Last weekend was Open House London, when historic and culturally important locations that are normally either closed to the public or charge admission are open for free. We went to several places, but my favorite was Middle Temple Hall. One of the four Inns of Court, members today can go for daily lunches in the Hall. It’s tucked away just off the Strand, a warren of gardens and cobbled streets that is, like so much here, completely invisible from the street if you don’t know to look for it.
Built between 1562 and 1573, it is (as one of the placards in the hall said) basically a miracle that the Middle Temple is still standing after the fire of 1666 and the Blitz (though it did suffer some damage during the latter, but it seems as if the affected areas were restored largely with the original materials).
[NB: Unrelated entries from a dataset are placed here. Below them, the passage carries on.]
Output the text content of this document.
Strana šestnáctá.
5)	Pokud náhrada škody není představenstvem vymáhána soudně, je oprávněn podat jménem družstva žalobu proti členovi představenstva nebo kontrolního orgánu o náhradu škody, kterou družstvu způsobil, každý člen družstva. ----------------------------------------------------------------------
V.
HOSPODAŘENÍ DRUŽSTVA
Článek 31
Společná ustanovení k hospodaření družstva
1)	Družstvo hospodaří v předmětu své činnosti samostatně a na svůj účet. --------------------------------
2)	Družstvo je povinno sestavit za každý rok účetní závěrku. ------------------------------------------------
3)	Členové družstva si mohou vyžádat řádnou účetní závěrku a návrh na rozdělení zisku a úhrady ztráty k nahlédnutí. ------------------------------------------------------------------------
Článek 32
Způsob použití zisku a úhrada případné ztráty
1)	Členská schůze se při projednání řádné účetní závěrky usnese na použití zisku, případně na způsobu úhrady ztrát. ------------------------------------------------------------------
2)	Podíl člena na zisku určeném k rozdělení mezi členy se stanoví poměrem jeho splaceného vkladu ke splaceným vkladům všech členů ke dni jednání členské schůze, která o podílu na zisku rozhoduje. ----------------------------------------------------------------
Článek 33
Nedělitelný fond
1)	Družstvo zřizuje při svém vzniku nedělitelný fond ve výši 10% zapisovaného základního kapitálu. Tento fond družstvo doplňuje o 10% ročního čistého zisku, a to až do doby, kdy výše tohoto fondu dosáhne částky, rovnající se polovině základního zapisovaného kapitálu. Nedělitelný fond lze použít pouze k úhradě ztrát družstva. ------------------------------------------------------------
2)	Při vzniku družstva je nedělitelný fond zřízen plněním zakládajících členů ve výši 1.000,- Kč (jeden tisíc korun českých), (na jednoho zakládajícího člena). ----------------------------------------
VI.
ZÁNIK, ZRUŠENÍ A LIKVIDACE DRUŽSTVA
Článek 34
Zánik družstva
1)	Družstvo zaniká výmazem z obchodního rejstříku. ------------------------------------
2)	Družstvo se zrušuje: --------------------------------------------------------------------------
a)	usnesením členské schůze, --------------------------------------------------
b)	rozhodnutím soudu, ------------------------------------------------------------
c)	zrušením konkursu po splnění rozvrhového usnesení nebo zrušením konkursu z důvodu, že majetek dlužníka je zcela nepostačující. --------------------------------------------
Of course, the most interesting aspect of Middle Temple Hall for me, is this:
Though the website and some printed materials elide this to “first performance,” but all we actually know is that it’s the first performance on record, which may not be the same thing. At any rate, it’s pretty amazing to stand on a floor where William Shakespeare and Richard Burbage almost certainly stood. The Globe put on a production of Twelfth Night in 2002 in the hall, and the arranged it in a very long alley, with audience members along the two long sides of the hall, and one of the shorter ends.
This is much more similar to staging at the Globe and Blackfriars (though the Lord Chamberlain’s/King’s Men weren’t performing there yet in 1602) than facing the audience flat-on would be, but it’s also sufficiently different to raise a lot of interesting questions about staging. And if this was the very first performance, if perhaps the play was written for the Candlemas celebrations that year, would these slightly altered staging demands (if the Globe was even ‘correct’ in choosing to orient the stage that way) be reflected in the requirements of the text itself? A play that could only be performed in the Inns of Court would be pretty useless to the company– whatever its original intent, they’d know it would eventually have to be done at the Globe– but perhaps alterations were undertaken in the interim? After all, Candlemas falls very shortly before Lent, when the theatres were required (at least technically… it doesn’t seem to be a rule they often bothered to follow) to be closed and there would (again, in theory) be plenty of time for rewrites.
To conclude, I’d like to present this fact from the website’s description of the “finely carved oak screen at the east end of the Hall”: “The screen’s two double-leaved, spiked doors were installed in 1671 in an attempt by the Masters of the Bench to prevent high-spirited and rebellious students from occupying the Hall for illegal revelling over Christmas.” Oops.